Será ótimo se deixarmos de lado, leitores, qualquer tendência de tornar romântico o passado. Viajar pelas péssimas estradas existentes no Brasil entre os Séculos XVIII e XIX era bastante perigoso, sendo invulgares, senão desconhecidas, as viagens turísticas (¹). Como regra geral, só viajava quem tinha necessidade estrita. O brigadeiro Cunha Matos (²) anotou, em seu Itinerário, o caso de um oficial militar assassinado por um tropeiro que contratara. O motivo - óbvio - é que esse indivíduo pretendia roubá-lo:
"Às 11 horas e 10 minutos (³) cheguei ao Córrego da Sepultura por se achar enterrado ao pé de uma cruz o Major Raimundo de S. Paulo, que aí foi assassinado pelo seu tropeiro, auxiliado segundo dizem, pelos Pereiras do Porto do Paranaíba, a fim de o roubarem." (⁴)
Menos drástico e mais frequente era o sumiço de animais de carga, das próprias cargas e de pertences de uso pessoal de tropeiros e viajantes. Sendo escasso o policiamento, até mesmo nas povoações maiores, pode-se bem imaginar o que acontecia nesses ranchos precários, à margem de precaríssimas estradas. É também por um registro feito por Cunha Matos em maio de 1823 que podemos ter uma ideia do grau de vigilância necessário a quem se aventurava por rotas terrestres:
"O número de bestas que aqui [em Barbacena - MG] se furta é incrível, e não se passam horas sem que o comandante do distrito receba queixas e reclamações, não só dos moradores da vila, mas também dos viandantes que se acomodam nos [...] ranchos." (⁵)
Cabe esclarecer que situação análoga pode ser admitida, na mesma época, para quase todo local de pouso. Uma questão, todavia, se impõe: por que era tão fácil surrupiar mulas?
A cada entardecer formava-se nos ranchos um ajuntamento de pessoas tão variado quanto numeroso, sujeitas a um convívio forçado que não passava de uma noite. Na manhã seguinte, tropas de muares e viajantes se dispersavam, seguindo cada qual seu rumo, sendo restrita a probabilidade de um novo encontro. Situação perfeita para os ladrões, portanto, que, na escuridão noturna, desapareciam por entre terras incultas, indo, talvez, a algum outro rancho, para vender os animais roubados, enquanto se mantinham à espreita de ocasião favorável para nova pilhagem.
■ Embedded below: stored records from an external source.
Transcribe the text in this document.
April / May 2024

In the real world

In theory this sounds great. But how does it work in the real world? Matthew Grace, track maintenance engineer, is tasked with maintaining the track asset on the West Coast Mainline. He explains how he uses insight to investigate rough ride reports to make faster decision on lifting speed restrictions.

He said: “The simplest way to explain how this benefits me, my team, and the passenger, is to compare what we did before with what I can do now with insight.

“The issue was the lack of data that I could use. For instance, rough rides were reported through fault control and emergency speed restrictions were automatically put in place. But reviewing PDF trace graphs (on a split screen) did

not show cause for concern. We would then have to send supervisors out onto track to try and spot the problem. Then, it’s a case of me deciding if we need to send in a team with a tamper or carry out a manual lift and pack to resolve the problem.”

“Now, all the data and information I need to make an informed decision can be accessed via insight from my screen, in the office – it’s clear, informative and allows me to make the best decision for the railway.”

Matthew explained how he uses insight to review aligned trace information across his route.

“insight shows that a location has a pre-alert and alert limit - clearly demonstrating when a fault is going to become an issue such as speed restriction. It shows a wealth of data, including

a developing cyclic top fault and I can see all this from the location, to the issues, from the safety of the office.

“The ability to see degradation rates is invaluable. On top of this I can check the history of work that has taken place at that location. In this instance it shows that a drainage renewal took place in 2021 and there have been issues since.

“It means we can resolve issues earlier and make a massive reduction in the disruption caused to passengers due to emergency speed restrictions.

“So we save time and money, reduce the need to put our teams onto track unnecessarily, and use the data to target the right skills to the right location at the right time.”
(1) A melhoria de algumas estradas e, principalmente, a implantação de ferrovias, tornaram mais frequentes as viagens como passeio.
(2) 1776 - 1839.
(3) No ano de 1823.
(4) MATOS, Raimundo José da Cunha. Itinerário do Rio de Janeiro ao Pará e Maranhão Pelas Províncias de Minas Gerais e Goiás. Rio de Janeiro: Typ. Imperial e Constitucional, 1836, p. 91.
(5) Ibid., pp. 37 e 38.
(6) O original pertence à BNDigital; a imagem foi editada para facilitar a visualização neste blog.
(6) O original pertence à BNDigital; a imagem foi editada para facilitar a visualização neste blog.